What will I see in a child with Adrenal Insufficiency?  Adrenal Insufficiency, like diabetes, affects each child differently, but there are many common symptoms. Darkened skin (like a tan), especially on knuckles and other joints. A child who has an unusually fast growth spurt or is significantly shorter than others in the class.  This is especially true for children who’ve not been diagnosed yet or those who are not receiving the proper dose of medication. Children with AI may experience frequent stomach aches or headaches. You might see ADD type behaviors and memory/concentration issues  (people with AI say they feel “foggy”), and child who seems to have emotional mood swings.  Since children with AI don’t make cortisol, they don’t deal with emotional stress very well) Some can seem aggressive or easily angered.  Children can be like yoyos, crying one moment, happy the next, then angry.  All within a couple of hours. 

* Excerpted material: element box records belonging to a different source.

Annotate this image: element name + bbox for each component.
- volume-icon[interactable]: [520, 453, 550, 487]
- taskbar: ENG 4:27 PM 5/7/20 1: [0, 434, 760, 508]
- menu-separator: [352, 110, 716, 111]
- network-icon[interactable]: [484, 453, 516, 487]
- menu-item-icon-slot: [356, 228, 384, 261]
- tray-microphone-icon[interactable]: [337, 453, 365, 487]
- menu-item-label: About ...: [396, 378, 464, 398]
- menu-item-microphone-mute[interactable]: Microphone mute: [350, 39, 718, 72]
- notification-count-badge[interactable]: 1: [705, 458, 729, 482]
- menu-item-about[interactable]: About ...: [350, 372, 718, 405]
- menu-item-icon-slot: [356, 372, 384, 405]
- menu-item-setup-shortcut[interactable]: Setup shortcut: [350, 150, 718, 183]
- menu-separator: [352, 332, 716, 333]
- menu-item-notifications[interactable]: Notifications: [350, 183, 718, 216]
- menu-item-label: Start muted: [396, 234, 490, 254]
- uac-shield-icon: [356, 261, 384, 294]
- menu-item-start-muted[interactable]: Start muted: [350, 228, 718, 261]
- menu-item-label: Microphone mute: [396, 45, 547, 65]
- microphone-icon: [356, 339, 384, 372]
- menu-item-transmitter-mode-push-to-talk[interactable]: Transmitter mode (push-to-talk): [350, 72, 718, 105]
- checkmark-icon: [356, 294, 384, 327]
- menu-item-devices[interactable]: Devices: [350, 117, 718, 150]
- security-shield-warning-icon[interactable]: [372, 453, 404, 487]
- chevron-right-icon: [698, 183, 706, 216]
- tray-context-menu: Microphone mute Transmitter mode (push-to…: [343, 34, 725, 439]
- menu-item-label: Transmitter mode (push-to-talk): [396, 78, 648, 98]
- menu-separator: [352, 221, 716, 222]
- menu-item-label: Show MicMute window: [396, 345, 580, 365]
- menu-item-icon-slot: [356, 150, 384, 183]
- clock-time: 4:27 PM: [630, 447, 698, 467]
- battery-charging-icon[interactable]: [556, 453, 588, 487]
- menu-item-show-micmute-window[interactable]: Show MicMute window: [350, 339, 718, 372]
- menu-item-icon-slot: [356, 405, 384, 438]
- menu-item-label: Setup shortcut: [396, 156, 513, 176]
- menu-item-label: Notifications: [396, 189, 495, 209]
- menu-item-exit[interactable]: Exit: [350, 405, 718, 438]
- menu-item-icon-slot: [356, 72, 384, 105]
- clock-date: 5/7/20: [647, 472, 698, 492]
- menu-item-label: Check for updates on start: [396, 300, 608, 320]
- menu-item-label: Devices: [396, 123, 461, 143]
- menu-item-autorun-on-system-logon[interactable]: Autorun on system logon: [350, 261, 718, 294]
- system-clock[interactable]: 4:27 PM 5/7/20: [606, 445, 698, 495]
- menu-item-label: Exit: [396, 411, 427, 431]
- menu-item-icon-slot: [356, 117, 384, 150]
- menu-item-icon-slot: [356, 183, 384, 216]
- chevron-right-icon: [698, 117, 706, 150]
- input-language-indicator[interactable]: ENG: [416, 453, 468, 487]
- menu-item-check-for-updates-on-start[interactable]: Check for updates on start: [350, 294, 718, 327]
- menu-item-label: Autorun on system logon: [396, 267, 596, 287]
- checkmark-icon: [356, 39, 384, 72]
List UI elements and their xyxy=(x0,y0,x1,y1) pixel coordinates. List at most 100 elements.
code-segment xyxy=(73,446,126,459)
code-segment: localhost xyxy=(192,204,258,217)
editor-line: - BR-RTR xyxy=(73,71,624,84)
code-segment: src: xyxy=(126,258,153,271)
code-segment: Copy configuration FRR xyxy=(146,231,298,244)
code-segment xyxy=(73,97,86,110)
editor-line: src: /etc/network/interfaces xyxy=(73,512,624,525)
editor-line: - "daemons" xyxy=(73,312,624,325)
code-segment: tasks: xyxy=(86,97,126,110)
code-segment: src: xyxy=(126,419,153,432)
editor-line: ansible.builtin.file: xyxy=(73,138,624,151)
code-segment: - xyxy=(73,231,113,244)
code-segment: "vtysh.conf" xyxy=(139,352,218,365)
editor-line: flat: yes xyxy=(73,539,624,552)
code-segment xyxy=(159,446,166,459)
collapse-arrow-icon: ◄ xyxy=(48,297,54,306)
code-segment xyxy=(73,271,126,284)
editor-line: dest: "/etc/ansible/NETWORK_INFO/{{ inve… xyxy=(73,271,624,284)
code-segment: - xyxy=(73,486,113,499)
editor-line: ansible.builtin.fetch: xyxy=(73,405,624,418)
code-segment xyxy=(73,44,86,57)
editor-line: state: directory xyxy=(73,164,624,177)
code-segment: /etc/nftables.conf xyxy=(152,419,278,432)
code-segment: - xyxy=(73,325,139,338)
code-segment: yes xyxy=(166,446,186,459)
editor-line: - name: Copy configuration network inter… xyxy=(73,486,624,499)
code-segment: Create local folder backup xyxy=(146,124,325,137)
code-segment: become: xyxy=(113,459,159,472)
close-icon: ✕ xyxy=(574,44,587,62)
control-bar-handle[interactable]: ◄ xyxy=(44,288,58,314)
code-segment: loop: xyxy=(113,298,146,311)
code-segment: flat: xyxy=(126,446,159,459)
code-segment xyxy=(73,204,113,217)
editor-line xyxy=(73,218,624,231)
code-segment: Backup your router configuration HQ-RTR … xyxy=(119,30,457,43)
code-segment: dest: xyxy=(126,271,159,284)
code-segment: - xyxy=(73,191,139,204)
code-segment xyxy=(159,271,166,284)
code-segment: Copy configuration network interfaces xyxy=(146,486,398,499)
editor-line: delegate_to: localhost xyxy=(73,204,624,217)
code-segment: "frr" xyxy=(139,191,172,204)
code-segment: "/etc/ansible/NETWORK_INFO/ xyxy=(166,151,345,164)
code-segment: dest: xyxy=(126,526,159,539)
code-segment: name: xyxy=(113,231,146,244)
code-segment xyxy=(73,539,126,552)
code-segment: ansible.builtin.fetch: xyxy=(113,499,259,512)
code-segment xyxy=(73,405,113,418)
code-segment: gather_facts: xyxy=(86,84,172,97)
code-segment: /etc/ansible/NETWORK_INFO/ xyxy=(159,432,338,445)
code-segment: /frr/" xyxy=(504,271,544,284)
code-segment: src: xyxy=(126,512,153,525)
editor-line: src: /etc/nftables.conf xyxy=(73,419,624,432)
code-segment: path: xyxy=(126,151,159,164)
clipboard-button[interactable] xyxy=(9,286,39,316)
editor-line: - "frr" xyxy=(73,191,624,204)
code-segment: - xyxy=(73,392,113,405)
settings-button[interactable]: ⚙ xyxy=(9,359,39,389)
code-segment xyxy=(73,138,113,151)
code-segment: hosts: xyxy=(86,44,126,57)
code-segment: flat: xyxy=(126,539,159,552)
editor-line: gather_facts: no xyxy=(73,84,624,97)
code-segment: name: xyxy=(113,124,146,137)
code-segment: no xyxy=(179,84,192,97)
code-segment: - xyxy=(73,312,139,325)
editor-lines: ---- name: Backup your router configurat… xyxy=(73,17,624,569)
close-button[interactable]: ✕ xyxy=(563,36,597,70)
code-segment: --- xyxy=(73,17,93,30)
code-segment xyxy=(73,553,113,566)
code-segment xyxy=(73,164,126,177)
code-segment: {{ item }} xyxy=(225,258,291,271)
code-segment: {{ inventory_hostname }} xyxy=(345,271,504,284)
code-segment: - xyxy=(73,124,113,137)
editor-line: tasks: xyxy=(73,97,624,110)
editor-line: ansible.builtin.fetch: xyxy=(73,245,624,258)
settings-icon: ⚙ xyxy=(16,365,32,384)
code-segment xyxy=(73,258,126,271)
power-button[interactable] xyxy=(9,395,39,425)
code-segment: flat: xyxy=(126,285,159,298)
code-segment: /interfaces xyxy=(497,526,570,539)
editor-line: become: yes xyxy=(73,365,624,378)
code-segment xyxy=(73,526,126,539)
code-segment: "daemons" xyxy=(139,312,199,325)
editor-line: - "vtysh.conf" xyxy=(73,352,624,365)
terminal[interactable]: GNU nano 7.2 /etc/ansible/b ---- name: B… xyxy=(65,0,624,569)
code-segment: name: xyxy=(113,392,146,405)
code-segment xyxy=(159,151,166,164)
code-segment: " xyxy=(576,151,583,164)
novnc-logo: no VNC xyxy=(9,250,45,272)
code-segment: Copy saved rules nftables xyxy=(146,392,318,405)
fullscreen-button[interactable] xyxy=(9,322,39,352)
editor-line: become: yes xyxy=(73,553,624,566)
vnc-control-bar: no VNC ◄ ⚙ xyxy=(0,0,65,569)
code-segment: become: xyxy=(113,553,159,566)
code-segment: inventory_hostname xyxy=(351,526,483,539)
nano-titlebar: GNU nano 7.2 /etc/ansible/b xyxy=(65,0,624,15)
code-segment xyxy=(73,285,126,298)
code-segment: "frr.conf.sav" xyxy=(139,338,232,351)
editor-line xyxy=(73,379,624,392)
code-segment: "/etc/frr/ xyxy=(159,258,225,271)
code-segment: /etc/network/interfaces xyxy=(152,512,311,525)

It’s important to know that your student with AI can be affected by both positive and negative stress, a fun filled field day or party may cause your student to run low on their Cortisol and require extra dosing. Be sure to inform parents and guardians of any special activities so they can make preparations.  

Another potential problem is dehydration, 75% of those with AI also lack the ability to maintain the fluid and electrolyte balance in their body.  Students must be allowed to drink water, Gatorade, or other electrolyte replacements.  

Kids with AI are tough, they live with this chronic condition every day, taking medications, going to doctors for blood tests etc.  Older students with AI have learned to listen to their body and know when they need extra medications.  Students in all age groups need health plans and/or 504s.  Depending on how each is affected by AI some will need IEPs. 

A conference with parents to put a health plan in place before school begins is one of the best ways to help ensure the safety and well-being of children with adrenal insufficiency. Every child is different and will not have the same reactions to physical or emotional stress talking to parents is the best way to find out what your student’s crisis triggers may be.